I mean, basically yes. We just call them parking spaces. We decided most of the street should be a carve-out to vehicles and the people who can afford to drive and park them. Whenever a Rapid Transit bus lane is being proposed, shopkeepers oppose it because it "removes parking spaces", aka "the free real estate that the shop uses to generate revenue".

So that public subsidy exists, we're just debating whether we want to allocate it towards drivers or pedestrians.

Ok ok but what about parking meter revenue...

> If the restaurant wants outdoor dining, they can build it on their own property.

This I this we're on the same page, we're just haggling over price. Lets say a parking meter charges $2/hour (peak event meters in SF can go as high as $4, others can be less than $1, tweak your own napkin math). Let's assume full occupancy (x 8hr) for the full year (x 356) and we get $6,000 with these optimistic utilization-equivalency numbers. I'm not an expert on commercial real estate, but $6,000/yr or $500/mo doesn't feel unreasonable as an upper bound for an annual lease on a parking spot.

The road upkeep and maintenance almost certainly costs more, but we already agree this is a public subsidy, we're just trying to figure out who gets it.



I think you're treating these spaces as if the user is the business or the council parking meter, but in reality it's the person from the community. We've decided that the user of the space is the community, whether it's for parking, alfresco dining, or even just a little garden with a bench. As a member of the community sometimes I want to enjoy a coffee from Business A outside. Business A provides the tables and chairs, but ultimately I'm outside where I wanted to be, as the end user of the space.

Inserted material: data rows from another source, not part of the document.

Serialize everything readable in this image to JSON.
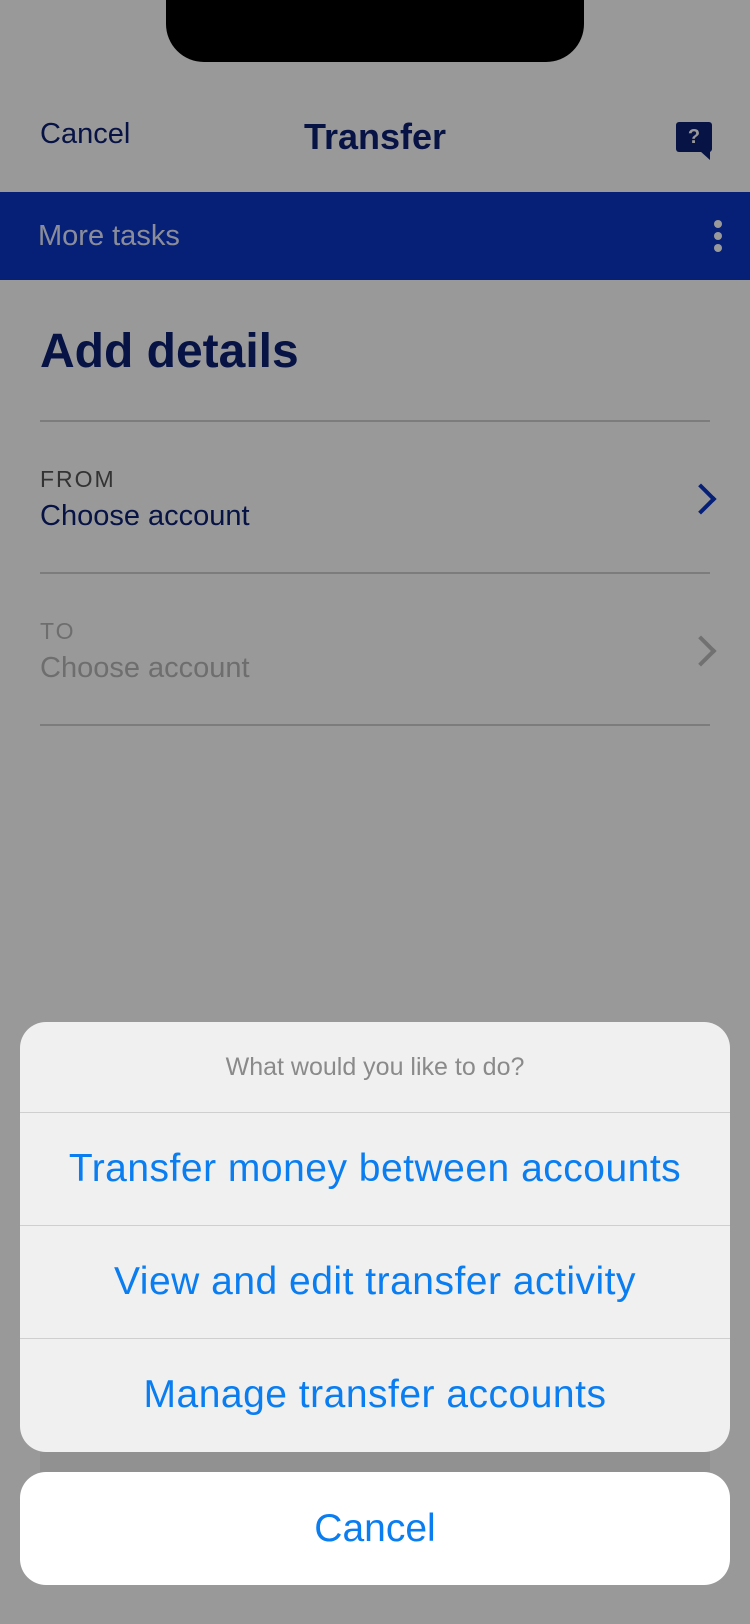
{
  "nav": {
    "cancel": "Cancel",
    "title": "Transfer",
    "help_icon": "?"
  },
  "tasks_bar": {
    "label": "More tasks",
    "menu_icon": "kebab-menu-icon"
  },
  "content": {
    "heading": "Add details",
    "from": {
      "label": "FROM",
      "value": "Choose account"
    },
    "to": {
      "label": "TO",
      "value": "Choose account"
    }
  },
  "action_sheet": {
    "title": "What would you like to do?",
    "actions": [
      "Transfer money between accounts",
      "View and edit transfer activity",
      "Manage transfer accounts"
    ],
    "cancel": "Cancel"
  },
  "colors": {
    "navy": "#0c2074",
    "tasks_bar": "#0b34c6",
    "action_blue": "#0a7df1",
    "sheet_bg": "#f0f0f0",
    "overlay": "#999999"
  }
}
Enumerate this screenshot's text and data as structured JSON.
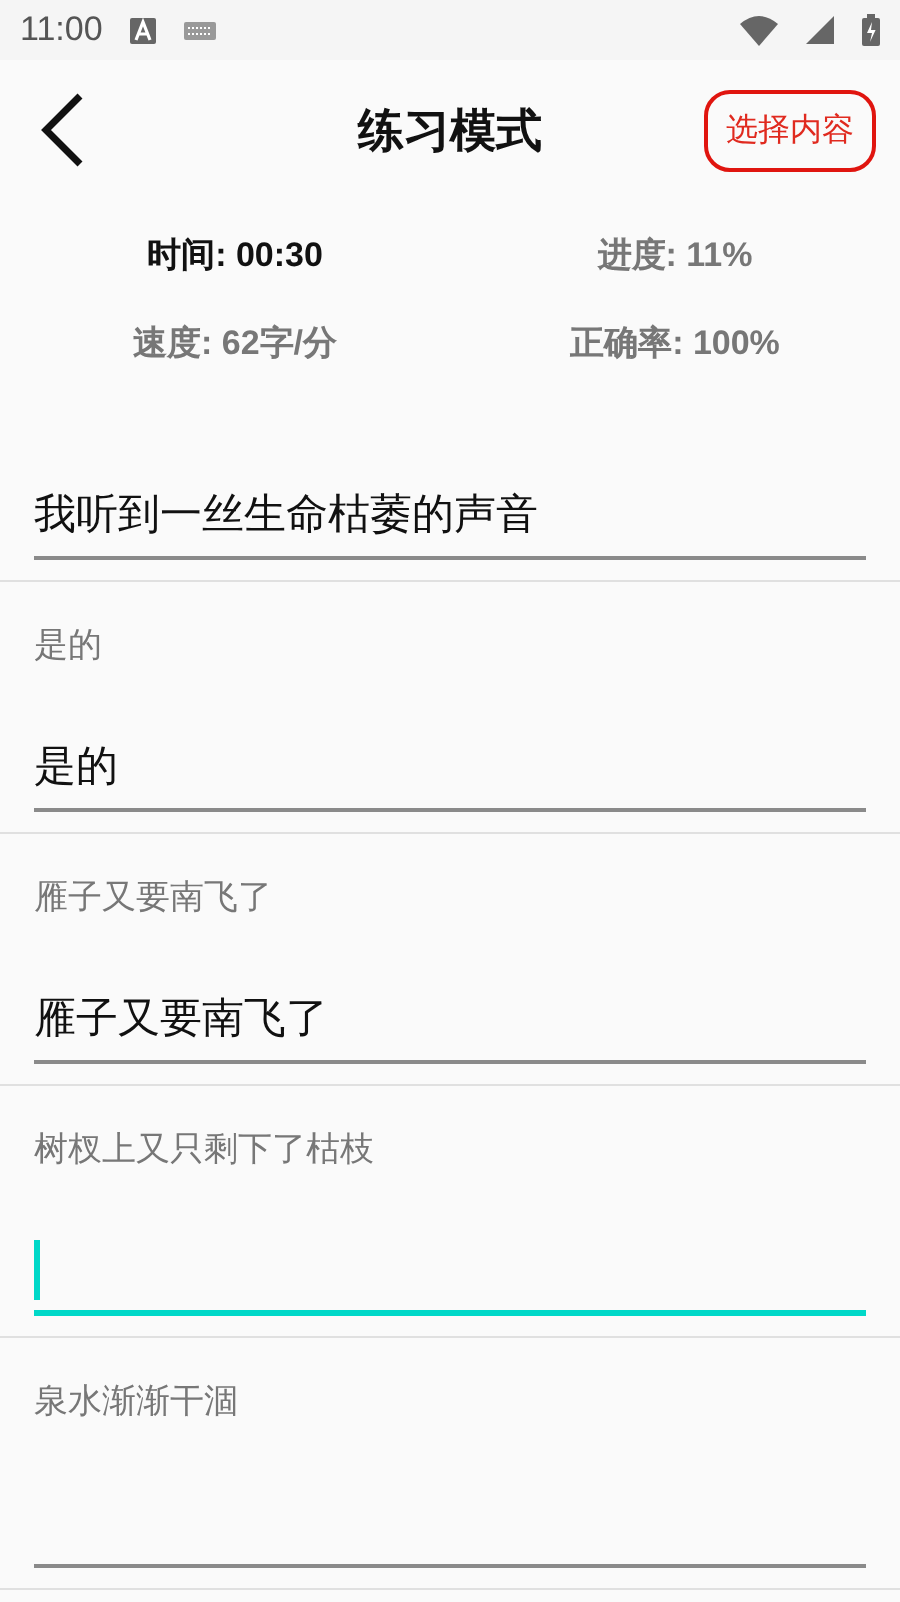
{
  "status_bar": {
    "time": "11:00"
  },
  "header": {
    "title": "练习模式",
    "action": "选择内容"
  },
  "stats": [
    {
      "text": "时间: 00:30",
      "highlighted": true
    },
    {
      "text": "进度: 11%",
      "highlighted": false
    },
    {
      "text": "速度: 62字/分",
      "highlighted": false
    },
    {
      "text": "正确率: 100%",
      "highlighted": false
    }
  ],
  "items": [
    {
      "value": "我听到一丝生命枯萎的声音",
      "focused": false
    },
    {
      "prompt": "是的",
      "value": "是的",
      "focused": false
    },
    {
      "prompt": "雁子又要南飞了",
      "value": "雁子又要南飞了",
      "focused": false
    },
    {
      "prompt": "树杈上又只剩下了枯枝",
      "focused": true
    },
    {
      "prompt": "泉水渐渐干涸",
      "focused": false
    }
  ]
}
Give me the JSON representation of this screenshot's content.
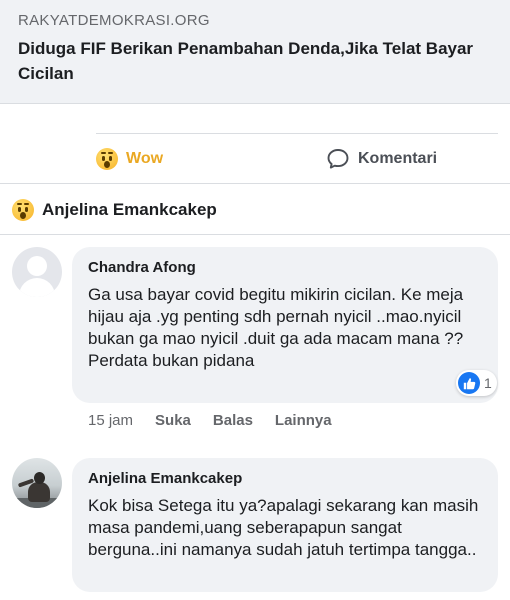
{
  "link_preview": {
    "domain": "RAKYATDEMOKRASI.ORG",
    "title": "Diduga FIF Berikan Penambahan Denda,Jika Telat Bayar Cicilan"
  },
  "actions": {
    "wow_label": "Wow",
    "wow_color": "#eaa823",
    "comment_label": "Komentari"
  },
  "reactor": {
    "name": "Anjelina Emankcakep",
    "reaction_icon": "wow-emoji-icon"
  },
  "comments": [
    {
      "author": "Chandra Afong",
      "text": "Ga usa bayar covid begitu mikirin cicilan. Ke meja hijau aja .yg penting sdh pernah nyicil ..mao.nyicil bukan ga mao nyicil .duit ga ada macam mana ?? Perdata bukan pidana",
      "like_count": "1",
      "time": "15 jam",
      "like_action": "Suka",
      "reply_action": "Balas",
      "more_action": "Lainnya"
    },
    {
      "author": "Anjelina Emankcakep",
      "text": "Kok bisa Setega itu ya?apalagi sekarang kan masih masa pandemi,uang seberapapun sangat berguna..ini namanya sudah jatuh tertimpa tangga.."
    }
  ],
  "colors": {
    "like_blue": "#1877f2",
    "bubble_bg": "#f0f2f5"
  }
}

I know we are interested in the economics of it right now, but I think we often get caught up in the money involved in what are ultimately community space management decisions. Surely someone should pay or be compensated for all this right? It doesn't have to be that way. Sometimes as a community we decide to put a little garden in a little spot, and that shouldn't need an arcane ritual of currency and bureaucracy.


> The road upkeep and maintenance almost certainly costs more, but we already agree this is a public subsidy, we're just trying to figure out who gets it.

B/c of the large amount of corruption that progressive cities tend to support.


Can you back that up? Define "progressive city"? Compare it with other cities?


We’re talking about SF, so you can probably extrapolate from there.